Подходя к каналу, Карла заметила в толпе ярко-рыжие волосы Бев.
– Это Анита? – спросила она, понимая, что это вопрос риторический. Одного взгляда на покрасневшие глаза Бев было достаточно, чтобы узнать ответ.
Полицейские потихоньку разгоняли толпу. Их оттеснили в сторону, и Карла заметила неподалеку фургон телевизионщиков.
– Пойдем в «Наффис», – предложила она.
Бев кивнула и начала проталкиваться сквозь толпу. Когда они быстрым шагом шли берегом канала, Карла взглянула на статую Патрика Каванаха. Поэт сидел в задумчивой позе, руки скрещены на груди. Его желание удовлетворили. Никакой могилы. Только место, где бы он мог сидеть и вечно глядеть в спокойные воды канала. Карла вспомнила ночь, когда она встретила Аниту, и то, как девушка скрестила руки на груди. Она спрятала мысли глубоко в свое худое тело. Она стала своего рода проводником, который вел Карлу к «Наффис» и благоразумию.
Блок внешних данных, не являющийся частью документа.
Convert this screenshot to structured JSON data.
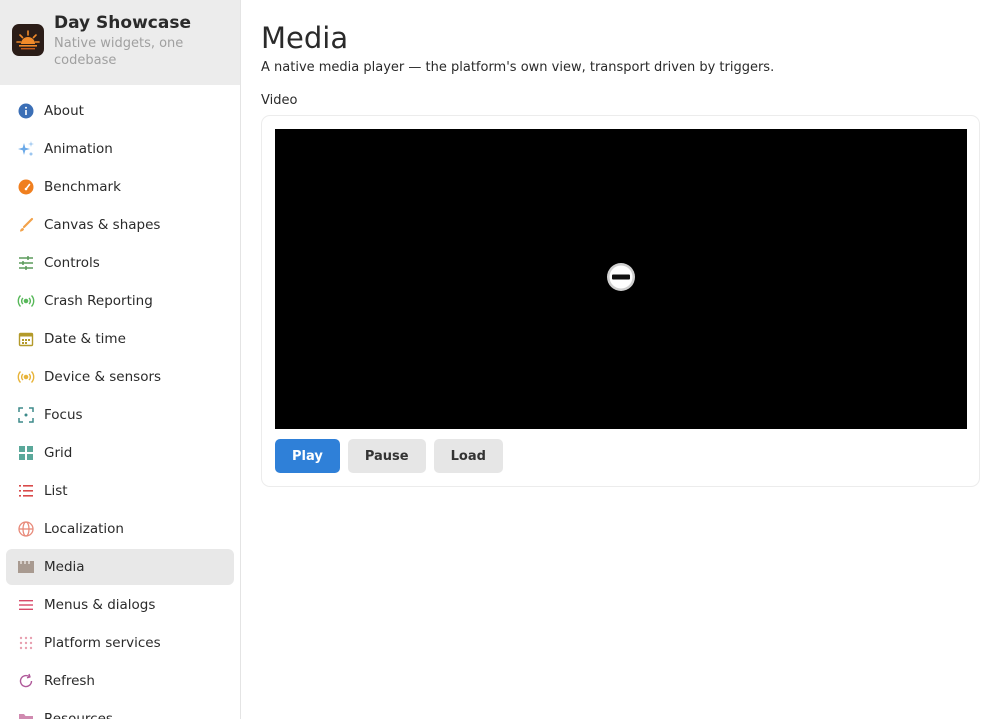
{
  "app": {
    "title": "Day Showcase",
    "subtitle": "Native widgets, one codebase"
  },
  "sidebar": {
    "items": [
      {
        "label": "About",
        "icon": "info-icon",
        "color": "#3b6fb6"
      },
      {
        "label": "Animation",
        "icon": "sparkle-icon",
        "color": "#6aa9e8"
      },
      {
        "label": "Benchmark",
        "icon": "speedometer-icon",
        "color": "#f07f1f"
      },
      {
        "label": "Canvas & shapes",
        "icon": "brush-icon",
        "color": "#f2a24a"
      },
      {
        "label": "Controls",
        "icon": "sliders-icon",
        "color": "#5a9a5a"
      },
      {
        "label": "Crash Reporting",
        "icon": "broadcast-icon",
        "color": "#58b85a"
      },
      {
        "label": "Date & time",
        "icon": "calendar-icon",
        "color": "#b39a2a"
      },
      {
        "label": "Device & sensors",
        "icon": "sensor-icon",
        "color": "#e8b43a"
      },
      {
        "label": "Focus",
        "icon": "focus-icon",
        "color": "#3d8a8a"
      },
      {
        "label": "Grid",
        "icon": "grid-icon",
        "color": "#5aa89a"
      },
      {
        "label": "List",
        "icon": "list-icon",
        "color": "#d94a4a"
      },
      {
        "label": "Localization",
        "icon": "globe-icon",
        "color": "#e88a7a"
      },
      {
        "label": "Media",
        "icon": "film-icon",
        "color": "#a89a90"
      },
      {
        "label": "Menus & dialogs",
        "icon": "menu-icon",
        "color": "#d94a6a"
      },
      {
        "label": "Platform services",
        "icon": "dots-grid-icon",
        "color": "#e8a0b0"
      },
      {
        "label": "Refresh",
        "icon": "refresh-icon",
        "color": "#b05a9a"
      },
      {
        "label": "Resources",
        "icon": "folder-icon",
        "color": "#d08ab0"
      }
    ],
    "active": "Media"
  },
  "main": {
    "title": "Media",
    "description": "A native media player — the platform's own view, transport driven by triggers.",
    "section_label": "Video",
    "buttons": {
      "play": "Play",
      "pause": "Pause",
      "load": "Load"
    }
  },
  "colors": {
    "accent": "#2f80d8",
    "sidebar_header": "#ececec",
    "active_item": "#e8e8e8"
  }
}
– Ее нашли не легавые, – сообщила Бев. – Какая-то женщина выгуливала собаку. Собака нашла ее туфлю. Ну, ты знаешь, красную. Ей такие нравились. Потом она нашла Аниту. Она лежала наполовину в воде. Она была там с ночи воскресенья, я так думаю. Ублюдок пырнул ее ножом. А все из-за того, что она должна была ему денег. – Глаза Бев наполнились слезами, которые побежали струйками по щекам, смывая тушь. – Легавые, наверное, захотят поговорить с тобой. Похоже, ты последняя видела ее живой.
Бев была права. Полицейский, который ранее принял у них заявление о пропаже Аниты, допросил Карлу. Ей нечего было добавить к тому, что она уже рассказала. Она лишь однажды видела кого-то с Анитой, и это было в ту ночь, когда они познакомились.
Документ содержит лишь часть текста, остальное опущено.